Visible

Darkness Visible (2019)

Darkness Visible first published by VODzilla.co

Neil Biswas’ Darkness Visible opens in London, as three unusual things happen on the 28th birthday of local artist Ronnie (Jaz Deol). First, during sex with his ‘rock chick’ girlfriend Lena (Salóme Gunnarsdóttir), he experiences a strange sensation of displacement. Second, the scar on his chest – a leftover from surgery when he was a baby – starts bleeding. Third, he is suddenly inspired to paint an elaborately grand and detailed mural of an exotic cityscape. After he shows his mother Sulekha (Avantika Akerkar) a photograph of the mural, she goes missing. A day later, Ronnie receives a call from his mother’s mobile. It is AJ (Neil Bhoopalam), a cousin whom Ronnie has never met, saying that Sulekha is in a Kolkata hospital, comatose after being hit by a car. 

“Mum said she never wanted to go back to India,” a confused Ronnie tells Lena, before heading over to the motherland to solve the mystery of Sulekha’s sudden return and of his own infancy. It will turn out that Sulekha has been lying to Ronnie about her (and his) past. He has spent his entire life thinking he was one person when in fact he was another – and so, with a conflicted heart, he tries to solve the riddle of his identity, even as first his mother, and then eventually others, are killed in mysterious circumstances that mirror events from roughly three decades earlier. Although the busy police show only limited interest in the case, Ronnie nonetheless finds himself – as an outsider with a link to all the victims – prime suspect in these murders. So he mounts his own investigation, sometimes helped by sympathetic police photographer Asha (Sayani Gupta), following a trail of irrational clues which also lead to revelations about his own history.
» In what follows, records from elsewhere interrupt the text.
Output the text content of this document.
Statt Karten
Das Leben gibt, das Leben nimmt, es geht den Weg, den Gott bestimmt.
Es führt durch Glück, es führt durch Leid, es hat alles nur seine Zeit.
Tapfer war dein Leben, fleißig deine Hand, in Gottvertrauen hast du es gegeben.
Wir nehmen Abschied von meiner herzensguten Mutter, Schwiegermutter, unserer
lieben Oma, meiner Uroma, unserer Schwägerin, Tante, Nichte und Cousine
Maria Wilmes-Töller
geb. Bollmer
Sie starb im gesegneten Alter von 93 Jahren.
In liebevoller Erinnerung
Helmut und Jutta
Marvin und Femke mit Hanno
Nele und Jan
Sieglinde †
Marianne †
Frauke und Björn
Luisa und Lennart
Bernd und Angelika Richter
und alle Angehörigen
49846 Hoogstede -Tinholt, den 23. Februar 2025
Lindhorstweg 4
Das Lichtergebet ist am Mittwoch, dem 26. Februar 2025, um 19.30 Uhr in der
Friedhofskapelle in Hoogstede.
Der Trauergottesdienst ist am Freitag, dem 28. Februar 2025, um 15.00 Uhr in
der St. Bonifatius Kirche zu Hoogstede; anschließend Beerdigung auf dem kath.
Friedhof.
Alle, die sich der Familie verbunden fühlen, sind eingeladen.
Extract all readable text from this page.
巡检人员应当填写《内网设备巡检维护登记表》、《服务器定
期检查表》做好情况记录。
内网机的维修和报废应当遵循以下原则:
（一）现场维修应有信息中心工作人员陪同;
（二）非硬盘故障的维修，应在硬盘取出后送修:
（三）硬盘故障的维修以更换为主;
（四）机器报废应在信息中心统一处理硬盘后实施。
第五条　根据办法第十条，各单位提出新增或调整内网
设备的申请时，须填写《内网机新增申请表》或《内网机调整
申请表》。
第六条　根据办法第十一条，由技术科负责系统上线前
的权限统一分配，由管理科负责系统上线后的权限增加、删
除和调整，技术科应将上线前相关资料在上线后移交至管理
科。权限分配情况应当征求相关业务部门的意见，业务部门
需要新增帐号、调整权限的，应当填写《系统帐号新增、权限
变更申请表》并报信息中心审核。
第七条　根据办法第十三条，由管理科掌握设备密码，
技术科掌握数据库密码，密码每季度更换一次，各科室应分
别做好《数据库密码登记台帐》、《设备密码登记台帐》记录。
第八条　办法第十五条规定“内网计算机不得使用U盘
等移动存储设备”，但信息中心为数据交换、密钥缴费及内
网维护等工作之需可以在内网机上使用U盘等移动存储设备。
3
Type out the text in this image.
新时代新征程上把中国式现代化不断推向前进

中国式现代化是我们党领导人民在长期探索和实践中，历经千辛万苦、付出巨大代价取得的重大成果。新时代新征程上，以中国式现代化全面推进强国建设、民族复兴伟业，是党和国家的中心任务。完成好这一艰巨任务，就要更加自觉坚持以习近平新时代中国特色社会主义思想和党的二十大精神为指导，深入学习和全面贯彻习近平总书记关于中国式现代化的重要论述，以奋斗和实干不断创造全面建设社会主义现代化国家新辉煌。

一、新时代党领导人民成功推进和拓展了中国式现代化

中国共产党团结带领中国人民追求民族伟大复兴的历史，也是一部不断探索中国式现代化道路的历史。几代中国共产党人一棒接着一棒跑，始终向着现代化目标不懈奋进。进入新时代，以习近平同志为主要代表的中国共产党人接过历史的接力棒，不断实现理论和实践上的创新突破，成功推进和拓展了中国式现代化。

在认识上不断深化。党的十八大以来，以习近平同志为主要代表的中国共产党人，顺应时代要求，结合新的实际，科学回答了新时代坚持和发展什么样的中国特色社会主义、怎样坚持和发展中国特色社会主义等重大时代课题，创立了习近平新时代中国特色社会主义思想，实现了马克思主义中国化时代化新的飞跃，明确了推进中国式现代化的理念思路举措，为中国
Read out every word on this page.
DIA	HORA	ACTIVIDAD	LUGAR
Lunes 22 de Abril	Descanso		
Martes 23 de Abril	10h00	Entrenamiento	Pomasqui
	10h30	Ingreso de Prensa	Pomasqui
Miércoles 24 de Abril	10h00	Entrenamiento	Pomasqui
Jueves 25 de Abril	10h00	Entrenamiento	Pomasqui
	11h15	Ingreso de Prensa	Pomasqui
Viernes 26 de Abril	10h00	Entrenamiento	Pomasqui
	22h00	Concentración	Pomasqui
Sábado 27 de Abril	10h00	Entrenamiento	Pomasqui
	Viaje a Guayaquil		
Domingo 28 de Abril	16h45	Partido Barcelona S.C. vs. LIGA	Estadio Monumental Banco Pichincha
  There is a recurrent type of scene in Darkness Visible: Ronnie pursues – or in one case is pursed by – someone down a labyrinthine tangle of Kolkata avenues and passageways in which he becomes more and more lost. These scenes, as well as Ronnie’s linguistic isolation and his gradual inability to recognise his own reflection, serve to show a once confident, centred character caught in the freefall of disorientation, as he struggles to uncover his proper place in the doom-laden events unfolding around him. Though presented as genre cinema, with ritualised serial slayings, demonic mysticism, hallucinatory nightmare sequences and the impending threat of apocalypse, Ronnie’s quest for identity reflects experiences that will be familiar to anyone returning to roots that were once severed. So the film, directed by Biswas and co-written by Ben Hervey, concerns the sort of estrangement (and self-estrangement) that any exile or émigré will know: that sense of being equally a stranger in one’s adopted home and alienated from one’s origins, and of being two souls in one body. The deeper that Ronnie goes into the terra incognita of Kolkata’s backroads and slums, the closer he gets to discovering the true self concealed within and just waiting to find expression.

In all its horror, Ronnie’s journey is an Oedipal one. His unknown past is catching up with him and driving him towards an inevitable future written long ago – and the more he tries to avert his terrible, hidden destiny, the closer he gets to realising it. As such, Darkness Visible represents an unusual merger of Hindu esoterica and Alan Parker’s Angel Heart (1987), as cultures cross, identities blur and a diabolical fate long put on pause is finally replayed. 

Summary: Neil Biswas’ Indian émigré horror is both a mystical murder mystery and an Oedipal chronicle of deaths foretold.